Tuesday, January 16, 2007

Awards Season Review: The Departed

The Departed is a film Chock full of technical virtuosity, smartmouth writing, savage violence, and so much raw plot, story, and character material that it seems enough for several films. All the essential boxes were ticked off, yet all I could think when the lights rose was that maybe my impression of it it would improve after a few viewings. At which point I realized I hadn't enjoyed it enough to want to revisit it. All I had was the clammy awkwardness of high expectations dashed, of an undeniably lukewarm reaction to a film and director I wanted to love so badly.

The Departed is a film to be technically appreciated far more than it is to be enjoyed. However, there are very simple reasons why it doesn't work as well as his other films. My chief problem with the flick was that it's just crammed. Scorsese wants to tell a full-fledged cat-and-mouse crime story, as well as a fully realized character study. The end result is a crime story largely lacking a broad sense of tension and narrative momentum, and an undermotivated protagonist whose past is dealt with so cursorily in a brief expletive-laden dialogue, that it failed to provide a deeply-felt character launchpad to sustain Leo's arc over two and a half hours. There's lots of good stuff here; the dialogue crackles as expected, the direction is energetic and rife with Marty's usual audience-abusing bag of jarring grotesqueries, but for all the analysis that can be poured into it, it simply lacks fundamental emotional kick.
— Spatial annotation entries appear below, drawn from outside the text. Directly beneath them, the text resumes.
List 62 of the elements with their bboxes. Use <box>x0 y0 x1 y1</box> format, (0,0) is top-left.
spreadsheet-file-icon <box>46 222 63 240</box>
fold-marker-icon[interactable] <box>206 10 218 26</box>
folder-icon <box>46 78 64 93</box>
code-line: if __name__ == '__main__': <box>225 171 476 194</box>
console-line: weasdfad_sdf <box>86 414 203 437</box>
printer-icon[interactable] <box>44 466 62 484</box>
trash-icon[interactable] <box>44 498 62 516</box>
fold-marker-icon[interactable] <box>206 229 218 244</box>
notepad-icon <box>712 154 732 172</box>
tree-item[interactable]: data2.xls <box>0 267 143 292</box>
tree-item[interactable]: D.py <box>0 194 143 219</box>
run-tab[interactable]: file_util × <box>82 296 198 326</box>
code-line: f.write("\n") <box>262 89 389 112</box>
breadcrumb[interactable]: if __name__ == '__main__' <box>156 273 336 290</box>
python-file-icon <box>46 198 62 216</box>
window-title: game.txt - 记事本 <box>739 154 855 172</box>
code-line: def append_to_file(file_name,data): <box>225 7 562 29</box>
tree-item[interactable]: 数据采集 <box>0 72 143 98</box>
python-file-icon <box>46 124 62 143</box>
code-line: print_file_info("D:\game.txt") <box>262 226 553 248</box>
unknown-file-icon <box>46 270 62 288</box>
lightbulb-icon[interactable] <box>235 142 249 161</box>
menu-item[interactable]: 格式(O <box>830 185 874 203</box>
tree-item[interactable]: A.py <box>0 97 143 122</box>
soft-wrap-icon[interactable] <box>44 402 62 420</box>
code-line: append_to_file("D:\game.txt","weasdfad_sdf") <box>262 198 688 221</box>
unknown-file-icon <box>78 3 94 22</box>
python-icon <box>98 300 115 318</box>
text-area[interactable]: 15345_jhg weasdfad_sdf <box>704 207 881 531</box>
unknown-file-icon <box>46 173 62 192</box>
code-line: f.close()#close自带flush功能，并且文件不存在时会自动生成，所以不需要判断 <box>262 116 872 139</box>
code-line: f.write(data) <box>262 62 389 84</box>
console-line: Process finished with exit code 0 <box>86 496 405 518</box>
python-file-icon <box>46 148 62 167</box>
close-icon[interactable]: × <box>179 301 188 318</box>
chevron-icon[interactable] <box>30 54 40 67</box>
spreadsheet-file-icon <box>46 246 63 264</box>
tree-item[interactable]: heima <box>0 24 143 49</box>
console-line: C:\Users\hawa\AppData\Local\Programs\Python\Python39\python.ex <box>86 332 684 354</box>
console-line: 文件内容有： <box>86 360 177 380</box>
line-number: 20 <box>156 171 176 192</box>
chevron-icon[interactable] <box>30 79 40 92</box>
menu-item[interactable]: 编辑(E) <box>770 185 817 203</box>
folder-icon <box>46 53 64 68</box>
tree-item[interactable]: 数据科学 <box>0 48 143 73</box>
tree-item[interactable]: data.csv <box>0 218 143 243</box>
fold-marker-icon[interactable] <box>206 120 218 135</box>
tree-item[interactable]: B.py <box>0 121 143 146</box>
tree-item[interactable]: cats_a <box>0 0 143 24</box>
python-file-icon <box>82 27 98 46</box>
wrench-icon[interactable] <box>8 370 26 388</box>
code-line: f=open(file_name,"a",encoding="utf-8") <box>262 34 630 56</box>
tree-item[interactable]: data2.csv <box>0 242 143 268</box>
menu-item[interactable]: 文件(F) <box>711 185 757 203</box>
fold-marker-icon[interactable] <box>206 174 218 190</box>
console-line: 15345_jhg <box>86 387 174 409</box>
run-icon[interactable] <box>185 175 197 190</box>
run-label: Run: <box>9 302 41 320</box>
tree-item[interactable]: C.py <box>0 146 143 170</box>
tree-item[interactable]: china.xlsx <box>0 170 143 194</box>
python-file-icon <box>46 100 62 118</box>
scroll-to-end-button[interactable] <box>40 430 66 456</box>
Maybe because it's trying to do too much; maybe it's because all the compelling and cinematically important backstory was poured into a one-note character who changes the least. But most likely, it was because huge stories are not what Scorsese excels at. The Departed is too long, too much, and lacking the ferocious singularity of focus that made masterpieces of his earlier work. It's big. It's huge. It's complex. Unfortunately, simply understanding the myriad plot machinations does not make the film more emotionally interesting.

Maybe it's Leo's cursory backstory treatment that makes it tough to care about his present situation beyond a superficial scene-by-scene tension. Maybe it's the crammed, uneasy balance of cat-and-mouse plot and character-study that made the late revelation about Costello a relatively unexciting development, when it should have been a bombshell. Maybe this just isn't the sort of film Marty's comfortable making.

Elsewhere, in a discussion on Leo's Oscar chances, I summed up my feelings thusly:

I dunno about Leo, but Departed has a real shot at best pic. It's a Big Important Film pretending to be about Big Important Things with an all-star cast and an important director, and it has the added benefit of being deceptively hollow, unpleasant, and most important of all, quickly forgettable. And it's a critical and commercial darling. Frankly, it's a shoo-in.

Put another way, The Departed is a film that demands the utmost faculties of the viewer to learn things you don't want to know about characters you don't like. One of Marty's least interesting films.

Which, sadly, means it stands an excellent chance at Oscar gold.